2002 CTOS Annual Meeting Oral Presentations — Biology

NEOPLASTIC TRANSFORMATION OF PRIMARY HUMAN OSTEOBLASTS OVER-EXPRESSING THE MET RECEPTOR BY MEANS OF TRANSDUCTION WITH LENTIVIRAL VECTORS
[Abstract ID: 22]

Category: Biology

Presentation: Oral

Authors: Riccardo Ferracini¹, Nicola Baldini³, Nadia Coltella¹, Sofia Avnet³, Salvatore Patane'¹, Martina Olivero¹, Luigi Naldini², MariaFlavia Di Renzo¹

Author Institutions: ¹Laboratory of Cancer Genetics of the Institute for Cancer Research and Treatment IRCC Candiolo, Italy; ²Laboratory of Gene Therapy of the Institute for Cancer Research and Treatment IRCC Candiolo, Italy; ³Laboratory for Pathophysiology of Orthopaedic Implants Istituti Ortopedici Rizzoli Bologna, Italy

Presenter: Riccardo Ferracini
rferracini@ircc.unito.it

Correspondent: Riccardo Ferracini
rferracini@ircc.unito.it
Candiolo Italy 10060
Ph: 39 011 9933 460
Fax: 39 011 9933 225

Objectives: The MET oncogene is activated in cell lines where it is amplified and over-expressed. Point mutations of its kinase domain leading to its activation have been found in families suffering from hereditary papillary renal cell carcinomas. We previously showed that the receptor is aberrantly expressed in a number of human osteosarcomas producing the ligand, suggesting that overexpression of MET receptor(s) might contribute to transformation of osteoprogenitor cells.

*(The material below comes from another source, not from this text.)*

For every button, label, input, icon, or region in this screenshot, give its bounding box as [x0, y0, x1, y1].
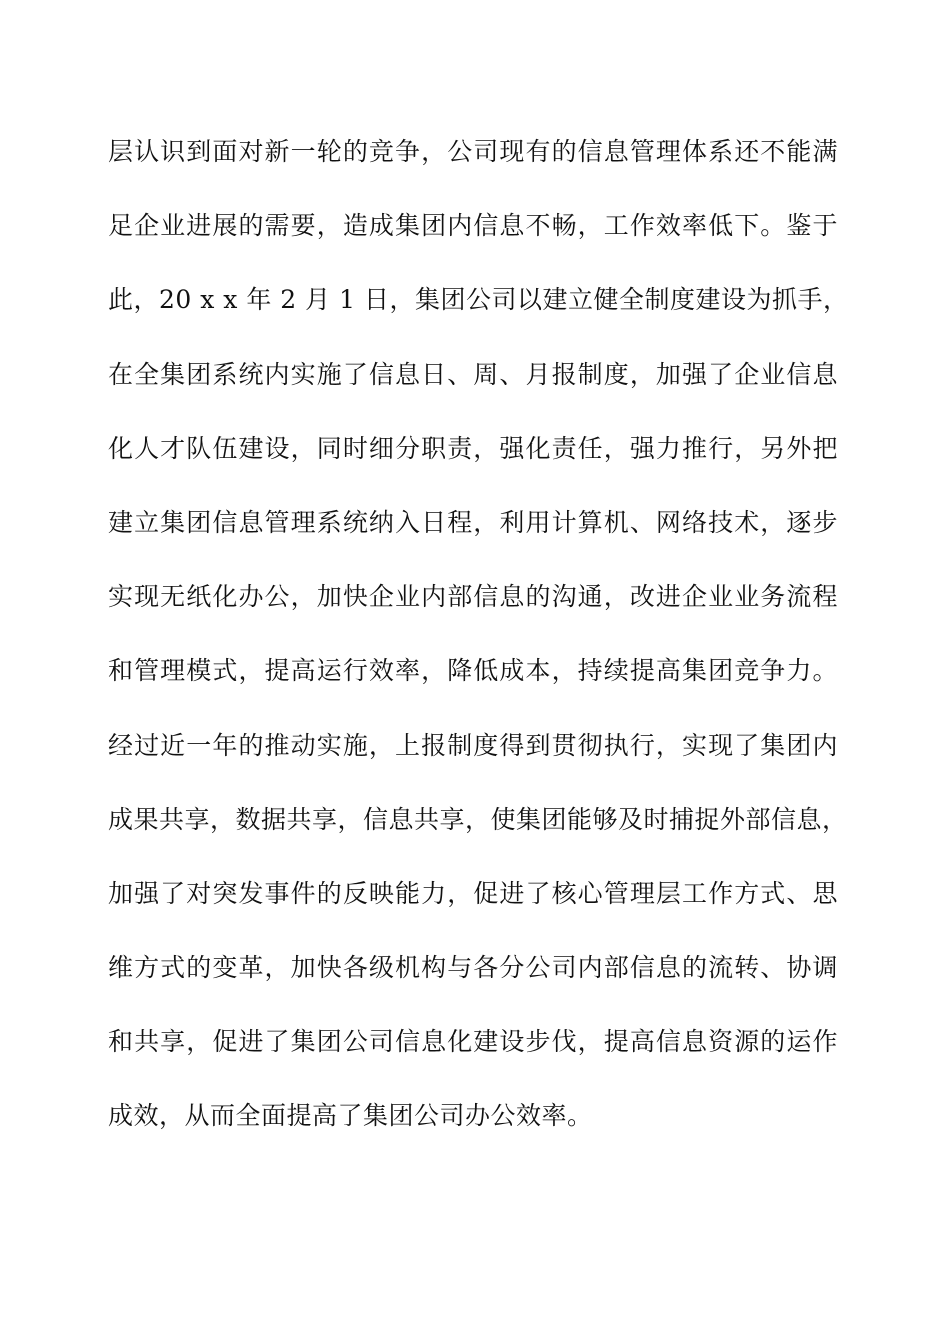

Methods: To demonstrate the transforming potential of MET in human osteoblast-like cells(HOB-L), we constructed an ex-vivo model using primary cultures of HOB-L stably expressing wild-type or constitutively-active MET receptors by means of transduction with Lentiviral vectors in vitro.

Results: All the wt- and mutant-MET-HOB-L clones showed a different morphology from parental HOB-L cells, namely a loss of contact-inhibition, proliferation at low serum concentrations and anchorage-independent growth. They formed colonies in soft agar, while the parental HOB-L cells did not.
Tumorigenic potential of MET-HOB-L cells was assayed in immuno-compromised SCID mice. Two out 12 animals, which received wt-MET transduced osteoblast cells, developed tumor after a long latency. Nine out of 16 mice receiving mutated MET-expressing osteoblast cells developed tumors in a shorter period. These tumors showed features of highly aggressive and undifferentiated osteosarcomas and carried integrated copies of the human MET.

Conclusions: Over-expression of the MET oncogene activated by a point mutation makes the same cells not only transformed but also highly tumorigenic in immuno-compromised mice. These results show that over-expression of an activated tyrosine kinase suffices to convert a primary human cell into a tumorigenic cell.